We stared at each other. I could see by the expression on her I was wasting time. She didn’t intend to tell me anything. I gave her the bills which she slipped into her handbag.

“There’s more where that came from if you can give me any information about Jefferson,” I said without any hope.

She started towards the door.

“I know nothing about him. Thank you for your present.”

She slid back the bolt and with a jeering wave of her hips, she was gone.

I knew I had been taken for a ride, but as I was spending Jefferson’s money, I was a lot less depressed than I would have been if it had been my own money.

Later, I got tired of lying on the bed and I decided to go somewhere to eat. As I opened the bedroom door, I saw Leila, propping her body up against her door-post across the passage. She had changed into a scarlet and gold Cheongsam which gave her a very festive air. She had put a white cyclamen blossom in her hair.

“She didn’t stay long,” she said. “Why did you bring her here when I’m here?”

“It was strictly business,” I said, closing the door and turning the key. “I just wanted to talk to her.”

“What about?” she asked suspiciously.

“This and that.” I looked her over. She was really a very attractive little thing. “How would you like to have dinner with me?”

Her face brightened.

“That is a very good idea,” she said. She darted into her tiny bedroom, snatched up her handbag and joined me in the passage. “I will take you to a very good restaurant. I am very hungry. We will eat a lot of good food, but it won’t cost you much.” She started off down the passage to the head of the stairs. I followed her. We passed the reception clerk who was doing a complicated calculation with the aid of a bead calculator. His old yellow fingers flicked away at the beads with astonishing speed. He didn’t look up as we went down the stairs.

I followed Leila’s sturdy little back across the road to a taxi station.

“We will have to take a taxi to the Star Ferry,” she said. “The restaurant where we will eat is on the mainland.”

We picked up a taxi and drove to the Star Ferry, then we got on the ferry boat. During the trip over, she told me about a movie she had seen that afternoon. She said she went to the movies every afternoon. The Chinese, she explained, were very interested in the movies and they went as often as they could. From the queues I had seen outside every movie-house I could believe that. Leila said they began to queue at eleven in the morning to get the best seats.

When we reached the mainland, Leila suggested we should walk up Nathan Road. She said the exercise would sharpen her appetite.
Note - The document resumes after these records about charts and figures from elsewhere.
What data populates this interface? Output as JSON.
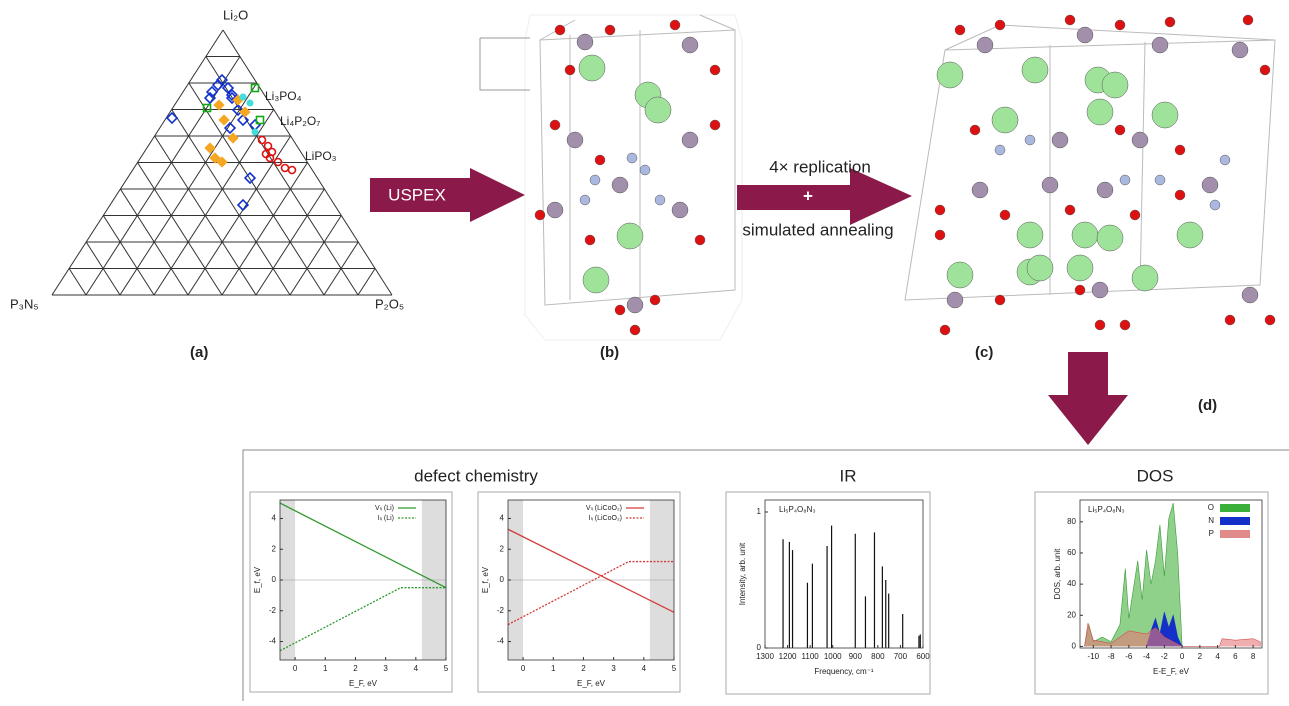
{
  "ternary": {
    "top": "Li₂O",
    "left": "P₃N₅",
    "right": "P₂O₅",
    "labels": [
      "Li₃PO₄",
      "Li₄P₂O₇",
      "LiPO₃"
    ],
    "caption": "(a)"
  },
  "arrows": {
    "uspex": "USPEX",
    "replication": "4× replication",
    "plus": "+",
    "annealing": "simulated annealing"
  },
  "captions": {
    "b": "(b)",
    "c": "(c)",
    "d": "(d)"
  },
  "panel": {
    "titles": {
      "defect": "defect chemistry",
      "ir": "IR",
      "dos": "DOS"
    },
    "defect_li": {
      "legend": [
        "Vₗᵢ (Li)",
        "Iₗᵢ (Li)"
      ],
      "ylabel": "E_f, eV",
      "xlabel": "E_F, eV",
      "xticks": [
        0,
        1,
        2,
        3,
        4,
        5
      ],
      "yticks": [
        4,
        2,
        0,
        -2,
        -4
      ]
    },
    "defect_lco": {
      "legend": [
        "Vₗᵢ (LiCoO₂)",
        "Iₗᵢ (LiCoO₂)"
      ],
      "ylabel": "E_f, eV",
      "xlabel": "E_F, eV",
      "xticks": [
        0,
        1,
        2,
        3,
        4,
        5
      ],
      "yticks": [
        4,
        2,
        0,
        -2,
        -4
      ]
    },
    "ir": {
      "formula": "Li₅P₄O₈N₃",
      "ylabel": "Intensity, arb. unit",
      "xlabel": "Frequency, cm⁻¹",
      "xticks": [
        1300,
        1200,
        1100,
        1000,
        900,
        800,
        700,
        600
      ],
      "yticks": [
        0,
        1
      ],
      "peak_freq": [
        1220,
        1192,
        1178,
        1112,
        1090,
        1025,
        1005,
        900,
        855,
        815,
        780,
        765,
        752,
        690,
        618,
        612
      ],
      "peak_intensity": [
        0.8,
        0.78,
        0.72,
        0.48,
        0.62,
        0.75,
        0.9,
        0.84,
        0.38,
        0.85,
        0.6,
        0.5,
        0.4,
        0.25,
        0.09,
        0.1
      ]
    },
    "dos": {
      "formula": "Li₅P₄O₈N₃",
      "legend": [
        "O",
        "N",
        "P"
      ],
      "ylabel": "DOS, arb. unit",
      "xlabel": "E-E_F, eV",
      "xticks": [
        -10,
        -8,
        -6,
        -4,
        -2,
        0,
        2,
        4,
        6,
        8
      ],
      "yticks": [
        0,
        20,
        40,
        60,
        80
      ]
    }
  }
}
It was not possible to walk two abreast and still more impossible to talk to her. At this hour the streets were crammed with people. Walking in the streets of Kowloon turned out to be quite an experience. Everywhere were glaring neon signs. Chinese characters, I decided,

made the best and most interesting of any neon sign. They lost the vulgarity of a sign you can read and became works of art. Cars, rickshaws and bicycles swarmed along the broad street. The sidewalk was packed with a steady flow of humanity : all as active as ants.

We finally came to the restaurant in a side street which was crowded with children playing in the gutters, vegetable vendors packing up their wares for the night, parked cars and the inevitable blaze of neon signs.
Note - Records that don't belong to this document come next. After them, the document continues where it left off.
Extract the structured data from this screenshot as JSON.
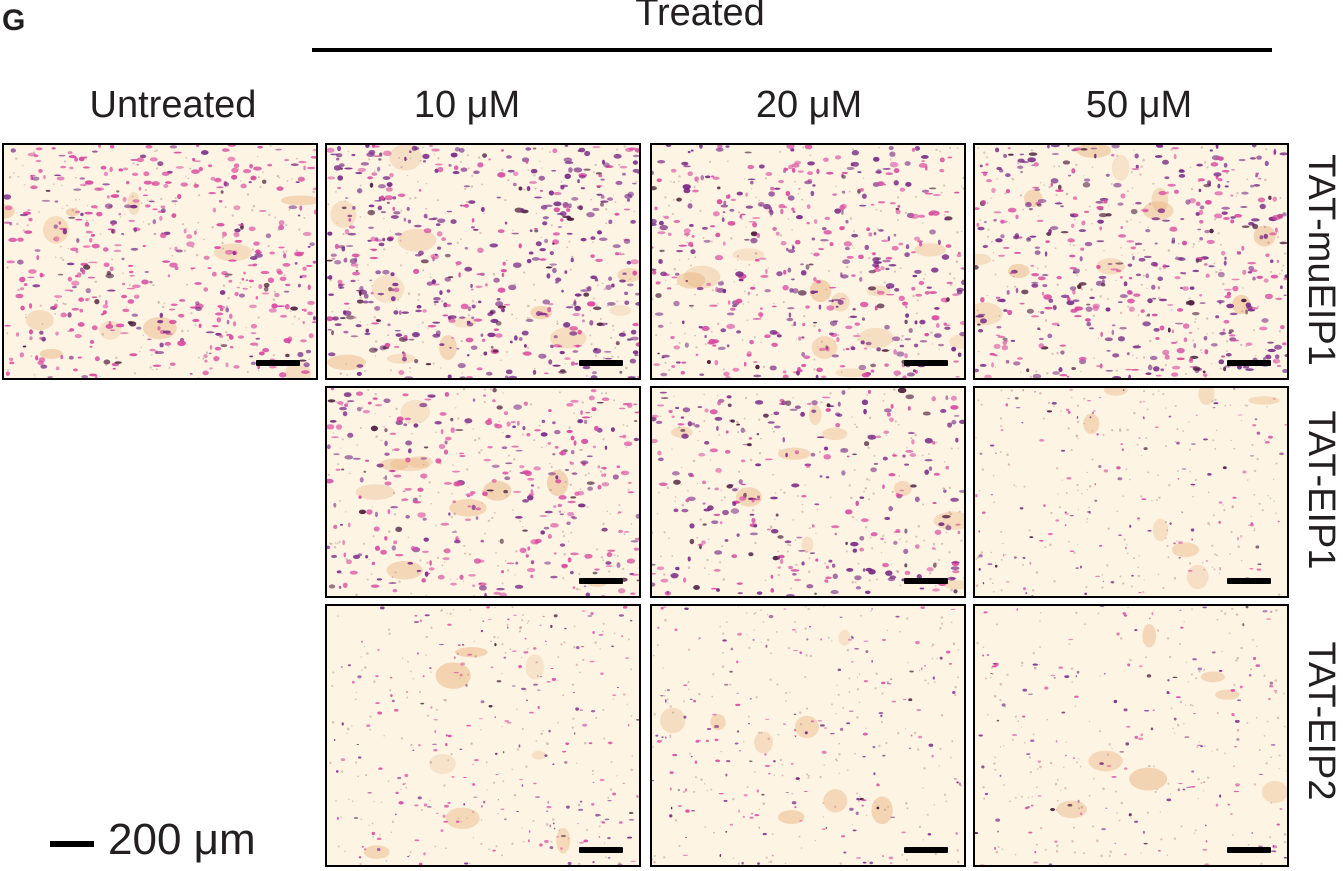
{
  "figure": {
    "panel_label": "G",
    "group_title": "Treated",
    "columns": {
      "untreated": "Untreated",
      "c10": "10 μM",
      "c20": "20 μM",
      "c50": "50 μM"
    },
    "rows": {
      "r1": "TAT-muEIP1",
      "r2": "TAT-EIP1",
      "r3": "TAT-EIP2"
    },
    "scale_legend": "200 μm"
  },
  "micrographs": [
    {
      "name": "untreated-tat-muEIP1",
      "stain": "purple-pink",
      "cell_density": 0.85,
      "pink_ratio": 0.75
    },
    {
      "name": "tat-muEIP1-10uM",
      "stain": "purple",
      "cell_density": 0.95,
      "pink_ratio": 0.25
    },
    {
      "name": "tat-muEIP1-20uM",
      "stain": "purple-red",
      "cell_density": 0.85,
      "pink_ratio": 0.5
    },
    {
      "name": "tat-muEIP1-50uM",
      "stain": "purple-red",
      "cell_density": 0.9,
      "pink_ratio": 0.4
    },
    {
      "name": "tat-EIP1-10uM",
      "stain": "purple-pink",
      "cell_density": 0.6,
      "pink_ratio": 0.6
    },
    {
      "name": "tat-EIP1-20uM",
      "stain": "purple",
      "cell_density": 0.5,
      "pink_ratio": 0.4
    },
    {
      "name": "tat-EIP1-50uM",
      "stain": "pale",
      "cell_density": 0.18,
      "pink_ratio": 0.5
    },
    {
      "name": "tat-EIP2-10uM",
      "stain": "pale-pink",
      "cell_density": 0.35,
      "pink_ratio": 0.6
    },
    {
      "name": "tat-EIP2-20uM",
      "stain": "pale",
      "cell_density": 0.28,
      "pink_ratio": 0.5
    },
    {
      "name": "tat-EIP2-50uM",
      "stain": "pale",
      "cell_density": 0.22,
      "pink_ratio": 0.5
    }
  ],
  "colors": {
    "background": "#fdf4e4",
    "purple": "#7a2a86",
    "pink": "#d94aa0",
    "orange_debris": "#e8b07a",
    "dark": "#4a1a3a"
  }
}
“Here we eat very well,” Leila said, and pushing open the swing door she entered the restaurant that emitted a noise like a solid punch on the ear—stunning and deafening.

We could see nothing of the diners. Every table was hidden behind high screens. The rattle of Mah Jongg tiles, the high-pitched excited Chinese voices and the clatter of dishes were overwhelming.

The owner of the restaurant opened two screens, bowing and smiling at Leila, and we were immediately submerged in noise and privacy.